Nvidia Unveils H100 NVL Inference Platform Optimized for Large Language Model Deployments

nvidia inference platforms

Nvidia unveiled this week four new inference platforms optimized for generative AI applications such as OpenAI’s ChatGPT. The new platforms include Nvidia’s latest GPU innovations and inference software to deliver optimal performance for AI-based workloads such as large language model (LLM) deployment, image creation, and AI-powered video. 

“The rise of generative AI is requiring more powerful inference computing platforms,” said Jensen Huang, founder and CEO of NVIDIA. “The number of applications for generative AI is infinite, limited only by human imagination. Arming developers with the most powerful and flexible inference computing platform will accelerate the creation of new services that will improve our lives in ways not yet imaginable.”

For those unfamiliar with it, AI inferencing is what happens after a neural network has been trained using existing data. The next step is to confront this trained neural network to real-world data and see if it can successfully apply what it previously learned to this new data. 

AI inferencing is what happens after a neural network has been trained (Image credit: Nvidia)
AI inferencing is what happens after a neural network has been trained (Image credit: Nvidia)

Just like deep neural network training, AI inferencing requires a lot of GPU power. However, Nvidia has a new H100 NVL platform that’s optimized for generative AI inference workloads.  

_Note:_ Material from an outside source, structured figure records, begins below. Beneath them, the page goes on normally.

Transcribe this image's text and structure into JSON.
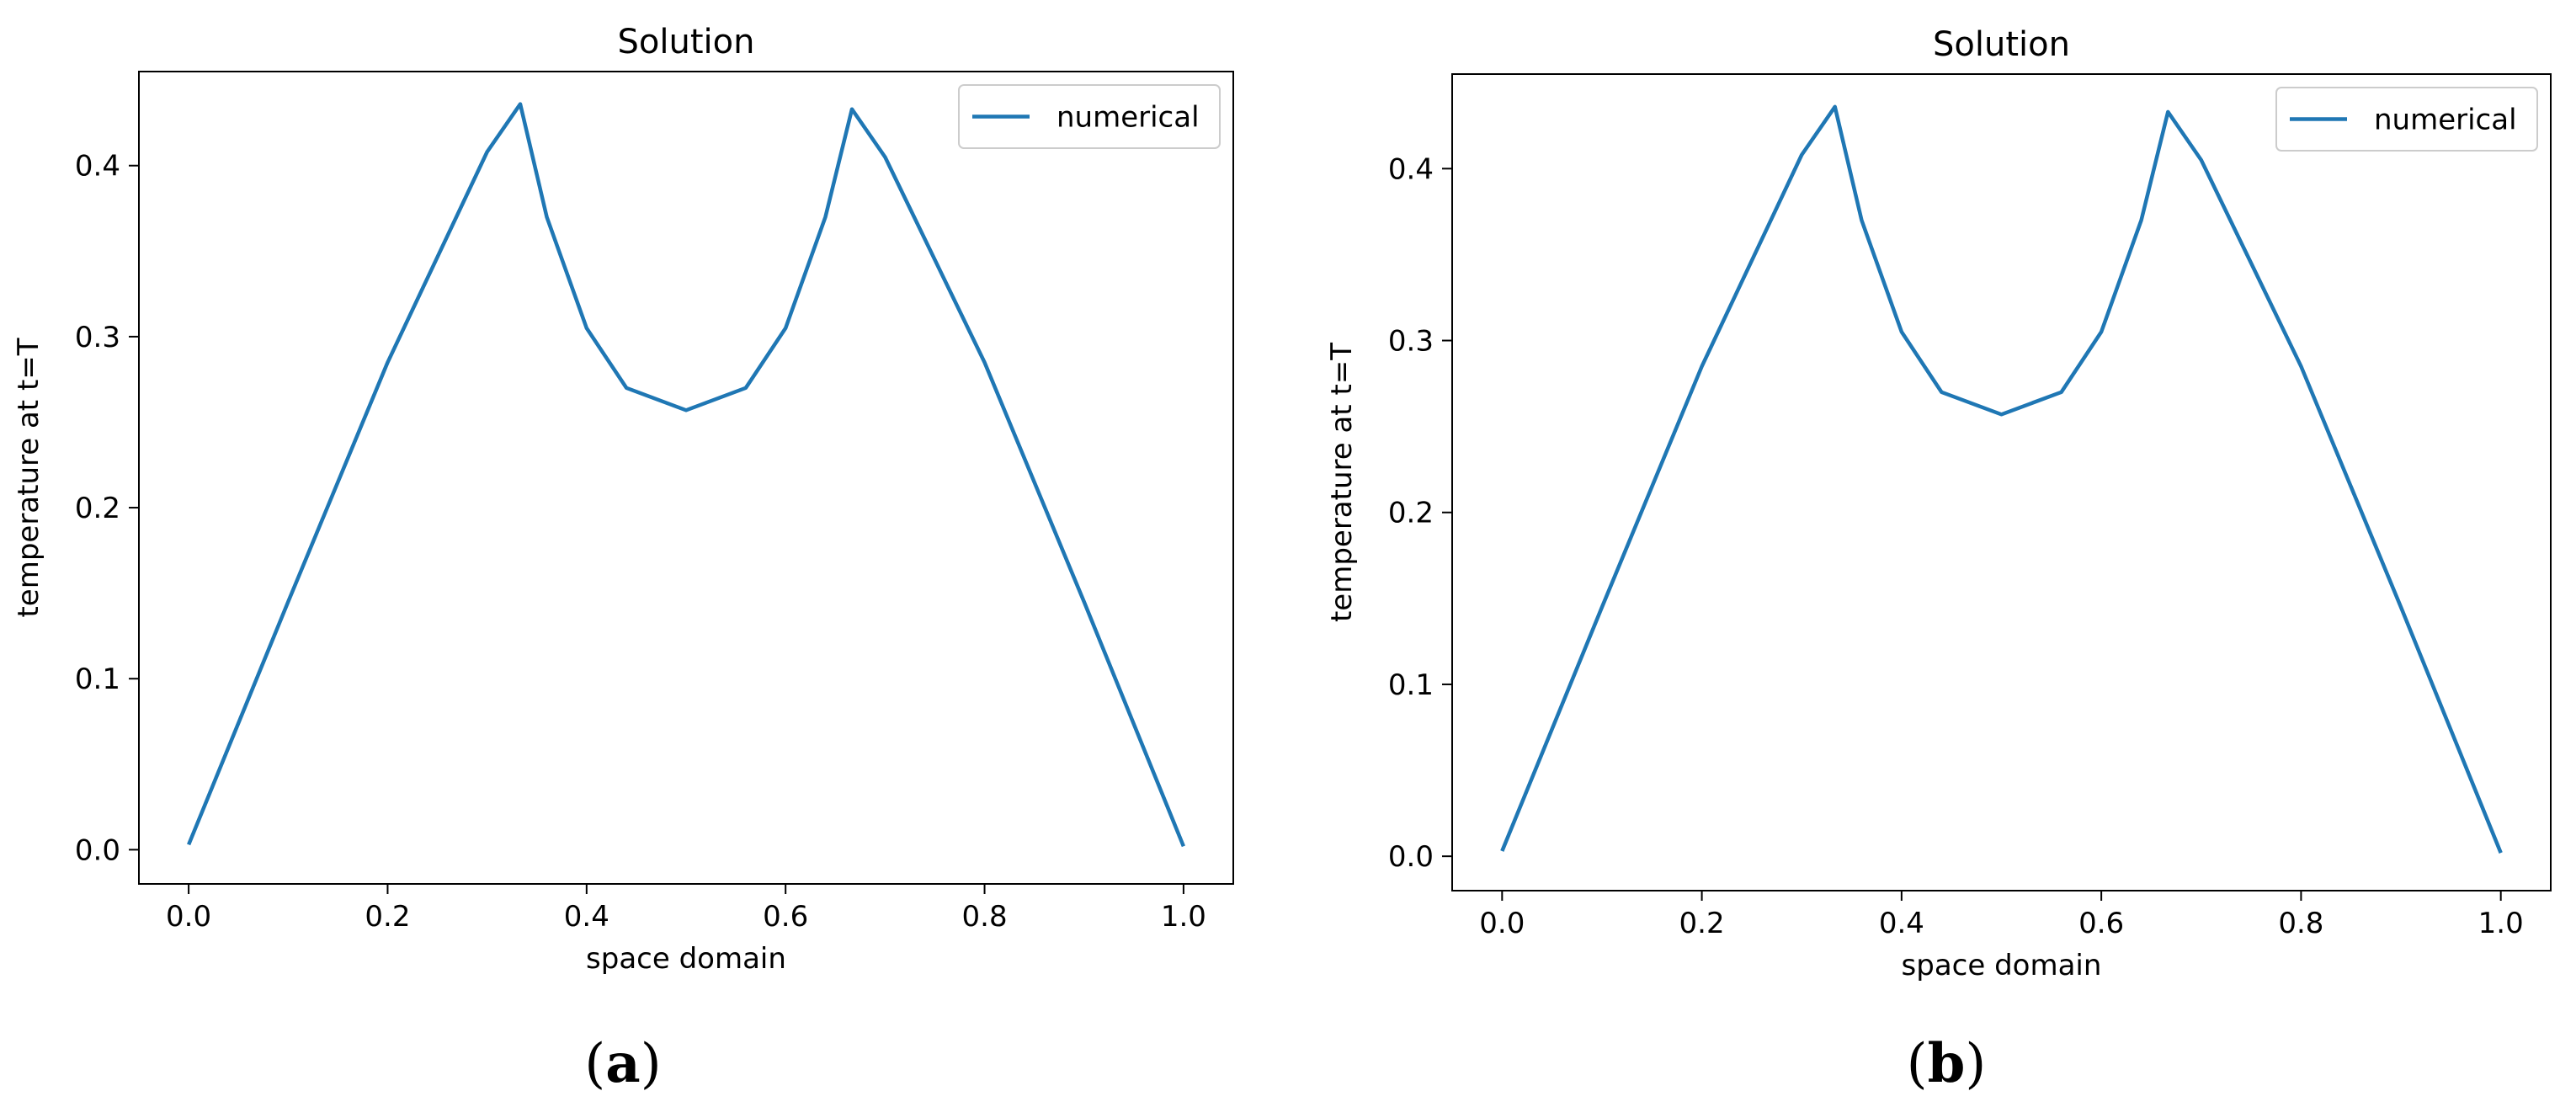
{
  "chart_data": [
    {
      "panel_label": "a",
      "type": "line",
      "title": "Solution",
      "xlabel": "space domain",
      "ylabel": "temperature at t=T",
      "xlim": [
        -0.05,
        1.05
      ],
      "ylim": [
        -0.02,
        0.455
      ],
      "xticks": [
        0.0,
        0.2,
        0.4,
        0.6,
        0.8,
        1.0
      ],
      "xtick_labels": [
        "0.0",
        "0.2",
        "0.4",
        "0.6",
        "0.8",
        "1.0"
      ],
      "yticks": [
        0.0,
        0.1,
        0.2,
        0.3,
        0.4
      ],
      "ytick_labels": [
        "0.0",
        "0.1",
        "0.2",
        "0.3",
        "0.4"
      ],
      "grid": false,
      "legend_position": "top-right",
      "series": [
        {
          "name": "numerical",
          "color": "#1f77b4",
          "x": [
            0.0,
            0.1,
            0.2,
            0.3,
            0.3333,
            0.36,
            0.4,
            0.44,
            0.5,
            0.56,
            0.6,
            0.64,
            0.6667,
            0.7,
            0.8,
            0.9,
            1.0
          ],
          "y": [
            0.003,
            0.145,
            0.285,
            0.408,
            0.436,
            0.37,
            0.305,
            0.27,
            0.257,
            0.27,
            0.305,
            0.37,
            0.433,
            0.405,
            0.285,
            0.145,
            0.002
          ]
        }
      ]
    },
    {
      "panel_label": "b",
      "type": "line",
      "title": "Solution",
      "xlabel": "space domain",
      "ylabel": "temperature at t=T",
      "xlim": [
        -0.05,
        1.05
      ],
      "ylim": [
        -0.02,
        0.455
      ],
      "xticks": [
        0.0,
        0.2,
        0.4,
        0.6,
        0.8,
        1.0
      ],
      "xtick_labels": [
        "0.0",
        "0.2",
        "0.4",
        "0.6",
        "0.8",
        "1.0"
      ],
      "yticks": [
        0.0,
        0.1,
        0.2,
        0.3,
        0.4
      ],
      "ytick_labels": [
        "0.0",
        "0.1",
        "0.2",
        "0.3",
        "0.4"
      ],
      "grid": false,
      "legend_position": "top-right",
      "series": [
        {
          "name": "numerical",
          "color": "#1f77b4",
          "x": [
            0.0,
            0.1,
            0.2,
            0.3,
            0.3333,
            0.36,
            0.4,
            0.44,
            0.5,
            0.56,
            0.6,
            0.64,
            0.6667,
            0.7,
            0.8,
            0.9,
            1.0
          ],
          "y": [
            0.003,
            0.145,
            0.285,
            0.408,
            0.436,
            0.37,
            0.305,
            0.27,
            0.257,
            0.27,
            0.305,
            0.37,
            0.433,
            0.405,
            0.285,
            0.145,
            0.002
          ]
        }
      ]
    }
  ]
}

NVIDIA’s H100 NVL inference platform is optimized for Large Language Model Deployments

The Nvidia H100 NVL is one of the four new inference platforms that Nividia announced earlier this week. “The new H100 NVL with 94GB of memory with Transformer Engine acceleration delivers up to 12x faster inference performance at GPT-3 compared to the prior generation A100 at data center scale,” Nvidia said.

If Nvidia’s H100 NVL platform won’t be available until the second half of 2023, the chip maker said that it’s “ideal for deploying massive LLMs like ChatGPT at scale.” Cohere, a Canadian startup working on natural language processing models is one of the companies that’s already testing Nvidia’s new inference platform ahead of its general availability.

“NVIDIA’s new high-performance H100 inference platform can enable us to provide better and more efficient services to our customers with our state-of-the-art generative models, powering a variety of NLP applications such as conversational AI, multilingual enterprise search and information extraction,” said Aidan Gomez, CEO at Cohere.

The three other inference platforms Nvidia announced this week include the Nvidia L4 GPU for AI video, which is already available in private preview on the Google Cloud Platform. Lastly, the Nvidia L40 GPU for image generation is already available from leading manufacturers, while the Nvidia Grace Hopper superchip for recommendation models will start shipping in the second half of 2023.